Ceramics teacher sculpts the legacy of a fallen hero

Jeff+Davenport%27s+scultpture+of+the+heroic+former+player+Pat+Tillman+stands+in+Sun+Devil+Stadium+watching+over+the+players.

Photo Courtesy of ESPN

Jeff Davenport's scultpture of the heroic former player Pat Tillman stands in Sun Devil Stadium watching over the players.

Travis Robertson, Copy Chief

Artists across campus strive to tell stories through their work, and leave an impact on a subject that will make it remembered for as long as possible. This year, it just so happens that one OHS artist’s work will be seen by thousands, watch over ASU Sun Devils and leave the legacy of an athletic hero for generations to come.

ASU’s Sun Devil stadium has received a new addition to tower over its football team, that taking the form of a statue of Pat Tillman sculpted by OHS’ own ceramics teacher Jeff Davenport.

Pat Tillman played as linebacker for the Sun Devils where he carried the team to an undefeated season as well as a spot in the Rose Bowl. He was then drafted to the Arizona Cardinals where he played safety and started ten of 16 games his rookie year. Eight months after the September 11th attacks, he turned down a contract to enlist in the U.S army.

Tillman and his brother Kevin took part in the initial invasion of Iraq, and he was then redeployed to Afghanistan, where at the time he was reportedly killed from an ambush. However after his burial, the Department of Defense and Congress launched investigations, declaring his death the result of friendly fire.

Davenport said she received this opportunity from a previous client she had sculpted for and was thrilled to take it.

“I have a client, and I had done a sculpture for his family, the Zebulon Pearce Memorial in Mesa Arizona,” Davenport said. “I did that project and it’s now in the city of Mesa and so my client was asked by ASU if he would have an artist create a Pat Tillman sculpture and he came to ask me if I’d be willing to do it and it was a phenomenal project to work on so I said absolutely.”

Davenport started with a 16 inch maquette which took about two months to make, which was then enlarged to a 1.1 life-size sculpture.
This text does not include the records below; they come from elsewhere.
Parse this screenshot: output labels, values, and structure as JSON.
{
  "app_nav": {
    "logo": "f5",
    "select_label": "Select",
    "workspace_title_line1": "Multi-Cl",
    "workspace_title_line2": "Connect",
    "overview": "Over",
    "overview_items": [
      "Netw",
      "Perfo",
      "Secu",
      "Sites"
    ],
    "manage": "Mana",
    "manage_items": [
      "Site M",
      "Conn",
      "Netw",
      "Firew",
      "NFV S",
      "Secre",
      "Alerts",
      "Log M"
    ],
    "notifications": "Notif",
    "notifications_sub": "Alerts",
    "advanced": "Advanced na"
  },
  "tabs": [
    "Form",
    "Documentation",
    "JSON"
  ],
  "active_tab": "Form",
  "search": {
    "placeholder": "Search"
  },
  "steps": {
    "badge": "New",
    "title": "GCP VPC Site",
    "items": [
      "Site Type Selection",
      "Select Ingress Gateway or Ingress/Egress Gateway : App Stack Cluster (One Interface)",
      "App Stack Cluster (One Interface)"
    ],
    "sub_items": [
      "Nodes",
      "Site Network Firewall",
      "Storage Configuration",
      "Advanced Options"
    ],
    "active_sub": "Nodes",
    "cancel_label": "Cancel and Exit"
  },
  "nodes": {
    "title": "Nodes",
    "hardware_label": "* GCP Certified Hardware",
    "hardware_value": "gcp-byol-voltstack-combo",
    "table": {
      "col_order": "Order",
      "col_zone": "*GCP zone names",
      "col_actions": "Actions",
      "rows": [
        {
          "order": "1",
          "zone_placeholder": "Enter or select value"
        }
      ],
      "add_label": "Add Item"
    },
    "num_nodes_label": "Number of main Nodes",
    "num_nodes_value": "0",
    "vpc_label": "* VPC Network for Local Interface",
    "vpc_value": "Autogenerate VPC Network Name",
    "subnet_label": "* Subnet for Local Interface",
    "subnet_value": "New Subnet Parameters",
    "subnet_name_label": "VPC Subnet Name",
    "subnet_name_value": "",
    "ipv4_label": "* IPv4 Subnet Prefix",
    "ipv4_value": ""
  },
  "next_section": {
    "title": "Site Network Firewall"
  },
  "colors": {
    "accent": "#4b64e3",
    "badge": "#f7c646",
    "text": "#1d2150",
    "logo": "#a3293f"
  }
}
Davenport says she wanted this sculpture to be particularly important due to the subject matter.

“I wanted this to be a really special sculpture, I wanted to do my very best, not that I don’t do my very best on all of them, but each time you do a new piece you learn from it and so I was hoping that this project would be a phenomenal project, I wanted it to be better than anything I had ever done,” Davenport said.

The long process of crafting this sculpture has provided Davenport herself with new insights about who Tillman was, and what he represented as a person, and student.

“I remember seeing Pat Tillman when he was a football player and I didn’t really think much about Pat Tillman other than a football hero but since doing this project I’ve found out that he’s much more than just a football hero. He was really good in academics, he was just a great all-around person (with) family, friends, he was just a great person,” Davenport said.

The public response and appeal of this new statue has spread across social media, where articles about it have received likes stretching into the thousands. Davenport says she was amazed to find out how much this spread and even made her name bigger.

“I think my students were like ‘Mrs. Davenport you have 9,000 likes, you’re famous’,” Davenport said. “I thought wow that’s pretty amazing, and I have people contacting me that want to purchase the small maquette so it has kind of put my name out there, it’s just been a great project.”

Davenport simply hopes with this sculpture that the legacy of Tillman will live on and future generations will remember his story and what he lived and died for.

“I hope that having the sculpture there will be a reminder about him, even students today if you ask them who Pat Tillman is they don’t know,” Davenport said. “Even if people don’t know who  he is or they forget, there’s that little plaque on the front that’s kind of a reminder of who he is and what he stood for.”